The number of local infections dropped 14 percent to 480 on Monday, the first time the daily number was under 500 since the citywide lockdown last month.
And, a total of 5,473 COVID-19 patients were discharged from hospitals after making a full recovery on Monday.
Discharged patients must undergo a weeklong home quarantine and receive a PCR (polymerase chain reaction) test on the seventh day, Zhao Dandan, deputy director of Shanghai Health Commission, told the press briefing.
Designated cars should be arranged to take them to receive the PCR test at local public hospitals or medical staff will collect the samples on the door.
They should not take part in the community PCR screening within three months after being discharged, Zhao noted.
With Shanghai not reporting infections outside of quarantine zones for much of the past week, the city has allowed more people to leave their homes for brief periods, and more supermarkets and pharmacies have reopened.
But most restrictions are being kept in place, at least until the end of this month, before a broader return to normal life and work from June 1. Even then, public venues will have to cap people flows at 75 percent of capacity.
Offline business of shopping centers and department stores in the city will resume from June 1, the Shanghai Commission of Commerce said late on Monday.

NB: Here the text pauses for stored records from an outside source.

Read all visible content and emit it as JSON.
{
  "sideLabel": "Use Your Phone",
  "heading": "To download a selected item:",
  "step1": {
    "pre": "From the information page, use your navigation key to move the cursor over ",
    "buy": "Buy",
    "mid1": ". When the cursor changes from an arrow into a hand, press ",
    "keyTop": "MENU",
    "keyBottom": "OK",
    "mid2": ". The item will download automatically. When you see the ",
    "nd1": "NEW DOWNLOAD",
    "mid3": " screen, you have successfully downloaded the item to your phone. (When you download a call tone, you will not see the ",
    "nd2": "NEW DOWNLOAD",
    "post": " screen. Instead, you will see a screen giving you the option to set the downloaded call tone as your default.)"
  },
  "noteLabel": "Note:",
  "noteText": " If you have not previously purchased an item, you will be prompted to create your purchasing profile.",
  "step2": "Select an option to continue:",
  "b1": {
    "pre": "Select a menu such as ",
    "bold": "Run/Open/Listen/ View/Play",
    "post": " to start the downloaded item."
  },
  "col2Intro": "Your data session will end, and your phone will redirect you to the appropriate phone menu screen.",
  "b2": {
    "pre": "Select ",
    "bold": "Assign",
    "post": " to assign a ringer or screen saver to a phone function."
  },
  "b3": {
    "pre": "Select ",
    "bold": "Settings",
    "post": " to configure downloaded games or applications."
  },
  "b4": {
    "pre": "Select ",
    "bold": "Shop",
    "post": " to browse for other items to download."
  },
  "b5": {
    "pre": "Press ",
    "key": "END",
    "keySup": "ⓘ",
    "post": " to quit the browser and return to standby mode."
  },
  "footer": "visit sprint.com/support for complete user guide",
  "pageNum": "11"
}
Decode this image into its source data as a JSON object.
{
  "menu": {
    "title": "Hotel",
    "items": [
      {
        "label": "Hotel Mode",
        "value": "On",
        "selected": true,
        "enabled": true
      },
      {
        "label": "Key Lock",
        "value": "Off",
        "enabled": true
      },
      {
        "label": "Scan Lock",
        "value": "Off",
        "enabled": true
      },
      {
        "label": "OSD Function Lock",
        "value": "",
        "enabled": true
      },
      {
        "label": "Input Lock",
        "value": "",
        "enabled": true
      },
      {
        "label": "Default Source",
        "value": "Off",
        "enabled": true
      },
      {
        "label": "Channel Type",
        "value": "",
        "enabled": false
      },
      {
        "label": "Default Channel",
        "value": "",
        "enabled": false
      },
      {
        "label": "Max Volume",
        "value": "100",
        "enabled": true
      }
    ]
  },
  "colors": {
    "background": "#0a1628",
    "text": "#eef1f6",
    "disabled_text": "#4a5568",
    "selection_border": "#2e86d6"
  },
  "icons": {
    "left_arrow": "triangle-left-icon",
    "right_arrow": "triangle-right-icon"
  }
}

Shopping centers and department stores are allowed to restart offline business in batches and in an orderly manner, with the total customer flow not exceeding 50 percent of the maximum capacity before May 31 and not exceeding 75 percent after June 1.
Meanwhile, local catering, hairdressing and homemaking services will gradually resume, the commission announced.
To support the economy, China will broaden tax credit rebates, postpone social security payments by small companies and loan repayments, and roll out new investment projects, among other measures, the State Council, China’s Cabinet, said on Monday.
In one positive signal for Shanghai, United States electric vehicle giant Tesla planned to reach production levels similar to those before the lockdown at its plant in the city, according to an internal memo yesterday.